The setting. The play is set in the Yoruba village of Ilujinle in Nigeria. The events and actions of this setting are the reflective on various contexts which have the issues explored in the play. For example, in our societies there are contexts in which the events portrayed in this play are also relevant. 
The plot. This is the arrangement or series of events in a work of art. The organization and the structure of the play deviate from usual division of plays. The usual division of plays involves acts and scenes but this play ‘The Lion and the Jewel’ has been divided into three sections. Each section has its name. These names of sections reflect and correspond with the development of the play’s plot that illustrates the events in a single day.

MORNING (Pages 1-18)
Lakunle is at school when Sidi enters with a bail of water on her head. Lakunle, seeing Sidi, he stops teaching and comes out of the class to meet Sidi. He wants to help her to carry the bail of water but Sidi refuses. When Lakunle forces to help her, some water splashes over him. Sidi claims that that’s what he wants because he is obstinate. In this section, Lakunle as one who has Western education has the desire to modernise his village.
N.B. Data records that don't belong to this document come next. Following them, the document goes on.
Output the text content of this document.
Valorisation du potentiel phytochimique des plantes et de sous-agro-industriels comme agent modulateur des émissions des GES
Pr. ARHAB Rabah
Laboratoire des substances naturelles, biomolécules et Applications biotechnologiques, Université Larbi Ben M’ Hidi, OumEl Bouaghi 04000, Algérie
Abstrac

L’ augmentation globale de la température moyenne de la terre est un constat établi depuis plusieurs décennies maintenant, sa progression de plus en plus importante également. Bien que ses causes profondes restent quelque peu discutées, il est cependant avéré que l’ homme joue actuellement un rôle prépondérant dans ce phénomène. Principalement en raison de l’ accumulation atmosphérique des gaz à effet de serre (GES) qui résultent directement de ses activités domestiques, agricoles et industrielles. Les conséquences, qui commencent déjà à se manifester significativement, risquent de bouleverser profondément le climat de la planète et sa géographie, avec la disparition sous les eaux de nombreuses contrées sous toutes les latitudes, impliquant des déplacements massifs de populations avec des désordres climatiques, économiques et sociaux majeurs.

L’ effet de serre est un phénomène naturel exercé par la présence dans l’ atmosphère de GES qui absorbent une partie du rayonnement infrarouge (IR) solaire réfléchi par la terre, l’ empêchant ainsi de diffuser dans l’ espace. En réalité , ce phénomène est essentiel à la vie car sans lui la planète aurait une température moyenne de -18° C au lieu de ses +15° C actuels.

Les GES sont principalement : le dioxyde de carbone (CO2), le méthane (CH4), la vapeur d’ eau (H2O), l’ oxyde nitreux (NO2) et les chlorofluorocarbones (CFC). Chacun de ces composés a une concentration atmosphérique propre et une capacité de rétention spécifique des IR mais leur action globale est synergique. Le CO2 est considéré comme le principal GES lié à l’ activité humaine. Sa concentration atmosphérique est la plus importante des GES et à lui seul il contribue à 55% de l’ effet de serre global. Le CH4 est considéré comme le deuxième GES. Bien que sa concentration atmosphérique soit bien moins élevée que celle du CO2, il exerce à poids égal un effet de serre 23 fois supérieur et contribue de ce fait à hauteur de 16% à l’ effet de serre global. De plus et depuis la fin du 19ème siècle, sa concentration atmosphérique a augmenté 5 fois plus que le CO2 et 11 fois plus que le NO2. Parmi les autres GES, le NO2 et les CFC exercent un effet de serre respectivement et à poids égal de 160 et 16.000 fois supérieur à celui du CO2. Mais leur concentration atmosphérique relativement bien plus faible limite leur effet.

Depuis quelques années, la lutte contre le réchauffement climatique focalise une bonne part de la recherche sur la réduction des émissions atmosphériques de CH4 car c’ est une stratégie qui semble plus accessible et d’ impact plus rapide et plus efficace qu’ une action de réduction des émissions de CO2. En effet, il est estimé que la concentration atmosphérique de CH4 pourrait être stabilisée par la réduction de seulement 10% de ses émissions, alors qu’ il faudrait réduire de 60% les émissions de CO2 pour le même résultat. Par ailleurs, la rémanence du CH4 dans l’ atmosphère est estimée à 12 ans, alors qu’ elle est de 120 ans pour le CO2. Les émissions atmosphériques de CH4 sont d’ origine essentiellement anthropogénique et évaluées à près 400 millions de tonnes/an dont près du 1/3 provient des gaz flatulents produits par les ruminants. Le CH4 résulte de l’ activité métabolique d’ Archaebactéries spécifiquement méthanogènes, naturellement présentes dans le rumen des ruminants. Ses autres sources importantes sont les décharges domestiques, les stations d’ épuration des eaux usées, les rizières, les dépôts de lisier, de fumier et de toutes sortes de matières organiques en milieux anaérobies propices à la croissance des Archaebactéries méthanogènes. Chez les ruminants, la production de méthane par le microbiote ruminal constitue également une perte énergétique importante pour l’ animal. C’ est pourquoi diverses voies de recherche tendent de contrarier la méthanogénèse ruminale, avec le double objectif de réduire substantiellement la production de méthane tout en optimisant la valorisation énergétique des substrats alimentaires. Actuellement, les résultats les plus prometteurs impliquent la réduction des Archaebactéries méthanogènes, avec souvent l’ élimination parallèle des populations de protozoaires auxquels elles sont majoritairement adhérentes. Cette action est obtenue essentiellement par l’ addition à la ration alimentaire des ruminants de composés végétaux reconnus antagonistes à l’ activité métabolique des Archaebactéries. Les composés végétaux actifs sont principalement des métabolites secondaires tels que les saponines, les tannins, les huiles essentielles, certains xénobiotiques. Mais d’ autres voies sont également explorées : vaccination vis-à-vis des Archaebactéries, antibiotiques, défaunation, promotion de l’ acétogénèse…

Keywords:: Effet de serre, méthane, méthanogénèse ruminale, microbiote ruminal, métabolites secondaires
He explains to Sidi that he wants to marry her without paying bride-price because the bride-price is unnecessary or old-fashioned African tradition among other things. He insists that he doesn’t want to ‘buy her like a goat’ and use her like a bought object in his house. He wants her to be free and equal to him. But Sidi refuses and insists that Lakunle should pay bride-price if he wants to marry her. He tries to kiss her but she refuses. Later, a group of villagers come and tell Sidi that the Stranger who took her photographs has come. In the group, there are drummers and dancers who have accompanied the group. They dance. This dance involves Sidi and Lakunle as well as. As the dance goes on, Baroka and his men (wrestlers) come. Baroka orders them to stop and go away.
The Stranger is the one who has exposed Sidi’s beauty by taking her photos to town and print them. These pictures have made Sidi the most popular person in the town and in the whole of Ilujinile Village. These Sidi’s elaborate photos make her popular and she tells Lakunle that he won’t marry her now because she is famous.